Amnesty International, founded in 1961 with the aim of campaigning for prisoners of conscience across the globe, is now preoccupied with painting one of the public benches in Budapest’s 9th district rainbow colored. This has provoked a reaction from local football fans, who keep repainting the bench green and white, the colors of their club.
The 9th district, historic Ferencváros, used to be a traditional looking, fairly run down working class district. Now though it is becoming a fashionable part of the capital, increasingly attracting well-to-do yuppies (young urban professionals) moving in to swanky newly built apartments.

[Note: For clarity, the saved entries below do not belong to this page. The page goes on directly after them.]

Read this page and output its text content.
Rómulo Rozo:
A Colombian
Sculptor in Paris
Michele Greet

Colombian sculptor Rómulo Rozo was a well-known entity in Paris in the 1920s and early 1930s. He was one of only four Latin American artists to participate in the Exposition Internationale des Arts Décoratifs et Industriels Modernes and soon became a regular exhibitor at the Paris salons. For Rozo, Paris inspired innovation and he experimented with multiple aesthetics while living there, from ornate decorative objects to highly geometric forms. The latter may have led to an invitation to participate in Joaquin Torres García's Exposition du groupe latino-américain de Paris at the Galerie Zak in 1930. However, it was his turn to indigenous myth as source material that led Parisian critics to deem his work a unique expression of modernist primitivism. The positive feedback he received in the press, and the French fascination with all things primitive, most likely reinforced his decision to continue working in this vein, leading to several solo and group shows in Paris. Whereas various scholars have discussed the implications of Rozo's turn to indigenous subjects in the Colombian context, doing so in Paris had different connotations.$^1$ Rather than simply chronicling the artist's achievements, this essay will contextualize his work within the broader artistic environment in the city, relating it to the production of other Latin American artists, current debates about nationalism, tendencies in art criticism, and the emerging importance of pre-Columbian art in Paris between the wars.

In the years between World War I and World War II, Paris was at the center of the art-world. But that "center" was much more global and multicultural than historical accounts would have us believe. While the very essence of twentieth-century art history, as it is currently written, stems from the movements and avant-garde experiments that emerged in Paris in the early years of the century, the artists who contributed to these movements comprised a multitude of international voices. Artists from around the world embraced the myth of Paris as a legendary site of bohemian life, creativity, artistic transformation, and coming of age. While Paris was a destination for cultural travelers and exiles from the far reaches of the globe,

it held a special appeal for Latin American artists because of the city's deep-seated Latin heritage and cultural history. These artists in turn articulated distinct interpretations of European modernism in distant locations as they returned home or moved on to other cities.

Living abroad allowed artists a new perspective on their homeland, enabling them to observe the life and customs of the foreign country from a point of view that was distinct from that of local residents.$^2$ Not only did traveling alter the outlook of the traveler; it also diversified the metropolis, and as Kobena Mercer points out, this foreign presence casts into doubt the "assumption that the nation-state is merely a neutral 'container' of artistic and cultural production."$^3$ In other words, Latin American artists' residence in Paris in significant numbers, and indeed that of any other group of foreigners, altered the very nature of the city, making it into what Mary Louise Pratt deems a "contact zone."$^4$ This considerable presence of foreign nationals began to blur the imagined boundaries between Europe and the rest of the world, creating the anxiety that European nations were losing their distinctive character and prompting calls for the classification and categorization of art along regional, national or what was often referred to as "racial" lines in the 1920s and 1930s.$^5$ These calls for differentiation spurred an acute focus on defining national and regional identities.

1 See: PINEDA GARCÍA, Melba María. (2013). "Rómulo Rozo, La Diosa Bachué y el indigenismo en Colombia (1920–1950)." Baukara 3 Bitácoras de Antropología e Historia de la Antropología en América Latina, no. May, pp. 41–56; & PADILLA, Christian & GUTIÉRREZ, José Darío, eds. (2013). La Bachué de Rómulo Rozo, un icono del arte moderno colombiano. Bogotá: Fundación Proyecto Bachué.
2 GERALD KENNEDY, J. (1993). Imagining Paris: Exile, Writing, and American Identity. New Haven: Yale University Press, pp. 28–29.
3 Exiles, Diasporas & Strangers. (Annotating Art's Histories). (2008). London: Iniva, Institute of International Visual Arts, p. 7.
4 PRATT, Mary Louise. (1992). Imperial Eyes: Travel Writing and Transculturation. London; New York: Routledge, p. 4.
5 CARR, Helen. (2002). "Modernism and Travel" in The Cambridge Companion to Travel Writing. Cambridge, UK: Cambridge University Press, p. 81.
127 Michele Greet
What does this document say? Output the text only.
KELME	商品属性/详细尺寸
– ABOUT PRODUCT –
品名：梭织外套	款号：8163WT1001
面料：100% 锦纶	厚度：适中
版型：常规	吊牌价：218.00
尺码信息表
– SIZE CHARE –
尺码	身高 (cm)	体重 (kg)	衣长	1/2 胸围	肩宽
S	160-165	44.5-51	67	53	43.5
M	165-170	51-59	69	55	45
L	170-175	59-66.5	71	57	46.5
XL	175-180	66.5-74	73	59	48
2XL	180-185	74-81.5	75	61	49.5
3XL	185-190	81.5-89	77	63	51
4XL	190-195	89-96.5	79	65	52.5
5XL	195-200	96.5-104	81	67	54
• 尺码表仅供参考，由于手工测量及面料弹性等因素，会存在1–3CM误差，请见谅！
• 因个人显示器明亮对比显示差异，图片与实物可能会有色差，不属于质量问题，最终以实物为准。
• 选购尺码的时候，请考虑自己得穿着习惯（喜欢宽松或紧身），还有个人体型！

Ferencváros Mayor Krisztina Baranyi (R) with US Ambassador David Pressman. Photo: Facebook/Krisztina Baranyi
No wonder then that the fiercely anti-government lobby group Amnesty International had chosen the district for their LGBTQ campaign. Ferencváros is lead by socialist mayor Krisztina Baranyi, known for her foul-mouthed tirades and offensive remarks that have earned her accusations of anti-semitism. As her Facebook page demonstrates, the mayor is fully behind Amnesty’s gender-ideology campaign.
The mayor’s post, that also contains a grammatical error, is poking fun of the two hooded men seen on CCTV repainting the rainbow colored bench.
Gender ideology, what the rainbow colored flag represents, enjoys little popularity among ordinary Hungarians. For instance, some three quarters of them are of the view that this should only be thought in schools with the express consent of parents. Although the vast majority of Hungarians reject LGBTQ ideology, they are not known for taking unilateral action against its rainbow or other symbols by removing or damaging them. In fact there are so few incidents of such nature in the country that the artificially generated row over the rainbow bench is almost guaranteed to feature prominently in Amnesty’s next annual report on Hungary as an example of anti-LGBTQ sentiments.
The local ultras from the Hungarian football league’s leading team, FTC, have taken on themselves to stop the rainbow-colored bench being displayed in public, and repainted it twice in the district’s traditional colors, green and white. They have published a photo alleging that Amnesty had hired a Serbian bodyguard to protect their activists when they repainted the bench in rainbow colors yet again.
Amnesty had filed a report to the police about the incident alleging that a criminal act had been committed, while claiming in a somewhat contradictory manner that “the bench will be repainted because the bench is a symbol that everyone has a place“.
While the two ideological foes, one on the far right and the other on the far left, are slugging it out in Ferencváros, not everyone is amused. The entirely avoidable incident will inevitably shed negative light on Hungary, which in turn will only benefit those who could potentially profit from weakening the current conservative government. On the other hand, there is certainly an argument for human rights organizations to abandon culture wars and return to their original mission, such as, campaigning for prisoners of conscience, and equally for football fans to return to enjoying their sport.
Budapest is a welcoming city, it must not be allowed to become the scene of clashing divisive ideologies masquerading either as tolerance, or as patriotism.